Aside from that, the style used here is probably OK. It is hard to say what exactly would trigger the gcc bugs, but I'm pretty sure that a recent gcc would be OK for this code.

> Treating a pointer as an integer in order to mess with the bits is also a violation.

Violation of what exactly? Converting a pointer to an integer, and vice versa, is implementation defined. As long as you're not trying to write implementation-independent code, it's perfectly fine.

Sure, you can convert, but the whole point of converting is to do things that violate the C standard. In theory, a standard-conforming C implementation could have the bits of a pointer be encrypted by the CPU. There is nothing meaningful that you could do to those bits. Rounding pointers up or down for alignment is impossible in standards-conforming C code.
So UB, then? All complaint solutions I could find to this use memcpy() instead. Some use __attribute__ ((__packed__)) for structs, but that seems to have its own gotchas (https://stackoverflow.com/a/7956942), but not relevant here.
You can't use memcpy here, you have to modify the original memory to mark it as freed. You also can't allocate a new buffer to do the copy into because you are the allocator.

The C standard specifically states that a cast (T ) to and from (void ) is validly defined behavior and that you must get the original pointer back. It's also valid to go from (T ) to (U ) and back again if and only if T and U have the same alignment requirements. (void ) is required to have no alignment requirements because you can't directly de-reference it since the result would have type (void).

__attribute__((__packed__)) is a completely different topic about how the layout of the struct gets decided and what padding might be used.

What's going on here is that malloc() gives the caller a (void ) that points to one position past a (struct header_t ) and then free is casting it back from (void ) to (struct header_t ) and then going back one element in the set to get the original header with the meta-data about the allocation, this is perfectly fine because the pointer is never anything other than (void ) or (struct header_t ) as far as the language is concerned. The caller might turn the element after the (struct header_t ) into something else but the original (struct header_t *) is always the same.

"You also can't allocate a new buffer to do the copy into because you are the allocator."

You can use the stack in this case.

> The caller might turn the element after the (struct header_t ) into something else

Isn't this exactly the issue with this malloc implementation? The pointer returned that points past the header by sizeof(header) may not be aligned for subsequent types.

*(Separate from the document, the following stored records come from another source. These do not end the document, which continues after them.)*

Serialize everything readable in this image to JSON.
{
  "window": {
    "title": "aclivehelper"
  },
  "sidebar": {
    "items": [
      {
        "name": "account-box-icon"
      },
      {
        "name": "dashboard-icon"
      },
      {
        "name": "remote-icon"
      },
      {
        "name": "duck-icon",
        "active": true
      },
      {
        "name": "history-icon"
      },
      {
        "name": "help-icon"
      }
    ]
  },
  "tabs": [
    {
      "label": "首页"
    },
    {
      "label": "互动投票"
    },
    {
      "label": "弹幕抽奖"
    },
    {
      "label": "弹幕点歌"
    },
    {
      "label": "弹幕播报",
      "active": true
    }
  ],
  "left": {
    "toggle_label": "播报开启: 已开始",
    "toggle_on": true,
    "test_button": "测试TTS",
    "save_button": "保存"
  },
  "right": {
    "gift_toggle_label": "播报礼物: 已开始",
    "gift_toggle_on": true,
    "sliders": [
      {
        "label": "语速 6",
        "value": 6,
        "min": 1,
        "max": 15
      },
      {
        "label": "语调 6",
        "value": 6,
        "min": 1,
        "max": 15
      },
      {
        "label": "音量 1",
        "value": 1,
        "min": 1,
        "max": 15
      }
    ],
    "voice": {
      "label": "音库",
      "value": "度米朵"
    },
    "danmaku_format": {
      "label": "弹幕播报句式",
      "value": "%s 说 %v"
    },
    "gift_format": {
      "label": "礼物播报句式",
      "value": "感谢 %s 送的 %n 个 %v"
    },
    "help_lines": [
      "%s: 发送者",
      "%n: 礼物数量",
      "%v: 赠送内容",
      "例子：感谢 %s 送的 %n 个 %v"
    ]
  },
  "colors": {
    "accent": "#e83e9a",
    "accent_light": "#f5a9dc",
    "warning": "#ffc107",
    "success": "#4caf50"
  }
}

This is a problem inherit to all malloc() implementations, since it never gets any type information it can't ever make any adjustments about alignment of the final type that's involved. I'm not actually sure what the fully correct way to ensure that would be.
You too are losing your asterisks. Maybe a bit of Unicode can help. The only thing not stripped out by Hacker News seems to be this:

⁎ e2 81 8e

Damn markdown :). Looks like it's far too late for me to fix it now, but I'll have to keep that in mind in the future.
( * Or an asterisk surrounded by two spaces; * )
The piece of memory was previously allocated with a struct header_t at sizeof(struct header_t) bytes below the passed in block pointer.

So just recovering and using a pointer to that struct header_t from the block pointer in this way is fine.

So I suppose that header = (struct header_t*)(block - 1); would be UB then.
Haven't read the article but if block is void *, this won't compile because sizeof(void) is not defined. And they are probably trying to subtract the sizeof(struct header) hence the expression in your original comment.